= Joseph Glickauf =

American engineer (1912-2005)

Joseph Simon Glickauf Jr. (January 15, 1912 – July 9, 2005), was an American-born engineer, inventor and corporate executive known as one of the first advocates of the use of computers in business and industry and the "father" of the computer consulting industry.

Glickauf graduated from Hyde Park High School in Chicago and attended Illinois Institute of Technology. He joined the United States Navy in 1942 and was assigned to the Research Division of the Bureau of Supplies and Accounts. He became a lieutenant.
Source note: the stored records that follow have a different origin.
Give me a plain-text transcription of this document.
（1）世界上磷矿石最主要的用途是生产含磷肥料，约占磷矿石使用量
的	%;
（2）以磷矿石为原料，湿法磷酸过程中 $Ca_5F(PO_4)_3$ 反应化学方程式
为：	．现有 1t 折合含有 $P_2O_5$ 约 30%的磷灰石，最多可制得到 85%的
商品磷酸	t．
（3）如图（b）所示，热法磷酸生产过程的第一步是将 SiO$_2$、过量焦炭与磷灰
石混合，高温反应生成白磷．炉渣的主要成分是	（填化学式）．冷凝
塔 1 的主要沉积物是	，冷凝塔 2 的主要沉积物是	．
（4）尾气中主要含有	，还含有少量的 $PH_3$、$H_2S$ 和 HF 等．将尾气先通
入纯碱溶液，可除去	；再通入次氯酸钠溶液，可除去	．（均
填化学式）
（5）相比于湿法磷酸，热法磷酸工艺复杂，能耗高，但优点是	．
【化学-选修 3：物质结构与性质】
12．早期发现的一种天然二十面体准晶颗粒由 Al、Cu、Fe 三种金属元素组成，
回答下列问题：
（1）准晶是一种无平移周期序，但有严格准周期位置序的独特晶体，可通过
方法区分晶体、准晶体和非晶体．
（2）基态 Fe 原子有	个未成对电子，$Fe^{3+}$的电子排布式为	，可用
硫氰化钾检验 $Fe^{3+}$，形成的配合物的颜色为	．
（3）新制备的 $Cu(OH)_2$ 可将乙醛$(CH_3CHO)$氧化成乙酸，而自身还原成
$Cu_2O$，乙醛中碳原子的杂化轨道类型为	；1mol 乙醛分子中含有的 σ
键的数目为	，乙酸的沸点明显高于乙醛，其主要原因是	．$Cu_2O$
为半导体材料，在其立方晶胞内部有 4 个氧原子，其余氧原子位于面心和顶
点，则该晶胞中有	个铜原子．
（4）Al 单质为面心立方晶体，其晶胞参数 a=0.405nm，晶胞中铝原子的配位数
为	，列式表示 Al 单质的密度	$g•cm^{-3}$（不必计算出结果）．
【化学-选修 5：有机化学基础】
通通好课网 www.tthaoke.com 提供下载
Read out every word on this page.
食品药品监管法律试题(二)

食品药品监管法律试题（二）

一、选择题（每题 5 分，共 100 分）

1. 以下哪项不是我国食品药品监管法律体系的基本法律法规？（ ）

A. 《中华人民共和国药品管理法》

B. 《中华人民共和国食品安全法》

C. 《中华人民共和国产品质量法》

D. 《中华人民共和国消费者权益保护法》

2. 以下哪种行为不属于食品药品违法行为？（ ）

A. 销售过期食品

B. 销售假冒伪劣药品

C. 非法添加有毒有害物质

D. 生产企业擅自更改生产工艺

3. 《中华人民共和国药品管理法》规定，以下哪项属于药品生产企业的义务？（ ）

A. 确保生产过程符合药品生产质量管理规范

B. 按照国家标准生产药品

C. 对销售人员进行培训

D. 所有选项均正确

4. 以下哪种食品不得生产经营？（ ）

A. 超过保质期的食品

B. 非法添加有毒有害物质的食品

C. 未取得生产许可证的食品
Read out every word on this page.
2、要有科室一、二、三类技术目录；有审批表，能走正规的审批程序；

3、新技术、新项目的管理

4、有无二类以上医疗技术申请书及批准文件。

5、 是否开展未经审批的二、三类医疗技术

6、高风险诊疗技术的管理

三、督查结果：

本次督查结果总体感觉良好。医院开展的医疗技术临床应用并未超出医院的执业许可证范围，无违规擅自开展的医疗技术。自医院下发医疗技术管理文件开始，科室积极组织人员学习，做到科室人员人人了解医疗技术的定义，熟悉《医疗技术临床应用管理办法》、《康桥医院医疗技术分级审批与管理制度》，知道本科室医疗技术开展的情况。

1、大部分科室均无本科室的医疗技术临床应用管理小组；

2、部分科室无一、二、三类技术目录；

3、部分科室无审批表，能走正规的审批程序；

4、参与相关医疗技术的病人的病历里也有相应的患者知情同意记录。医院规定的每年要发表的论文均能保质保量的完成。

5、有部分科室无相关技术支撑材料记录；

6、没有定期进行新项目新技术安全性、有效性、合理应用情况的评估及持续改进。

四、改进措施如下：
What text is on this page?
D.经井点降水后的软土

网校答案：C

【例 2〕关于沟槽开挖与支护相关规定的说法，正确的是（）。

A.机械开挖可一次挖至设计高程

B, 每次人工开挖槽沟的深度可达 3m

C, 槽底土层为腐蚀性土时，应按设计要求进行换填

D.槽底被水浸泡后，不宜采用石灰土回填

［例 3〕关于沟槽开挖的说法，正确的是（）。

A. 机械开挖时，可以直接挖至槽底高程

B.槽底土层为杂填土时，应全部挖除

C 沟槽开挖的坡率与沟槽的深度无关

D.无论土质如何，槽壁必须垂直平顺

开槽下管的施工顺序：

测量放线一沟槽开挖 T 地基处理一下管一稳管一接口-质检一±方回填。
After leaving the navy, he was hired by Arthur Andersen Co. immediately in 1946 and was tasked with initiating the use of the freshly invented computer for his employer. Glickauf became familiar with the capabilities of the UNIVAC (Universal Automatic Computer) and immediately saw the far-reaching implications of computers for business. To demonstrate the computer to Arthur Andersen's employees he built the Arthur Andersen Demonstration Computer known as "Glickiac". The company management was quick to see the potential and made resources available for future development.

In 1953 General Electric Appliances hired Arthur Andersen to automate GE's payroll. Glickauf lead the effort and recommended GE the installation of a UNIVAC I computer and printer. The project was initially a failure but it started what is now known as "computer consulting".

He is buried at Plum Lake Cemetery, Sayner, Wisconsin.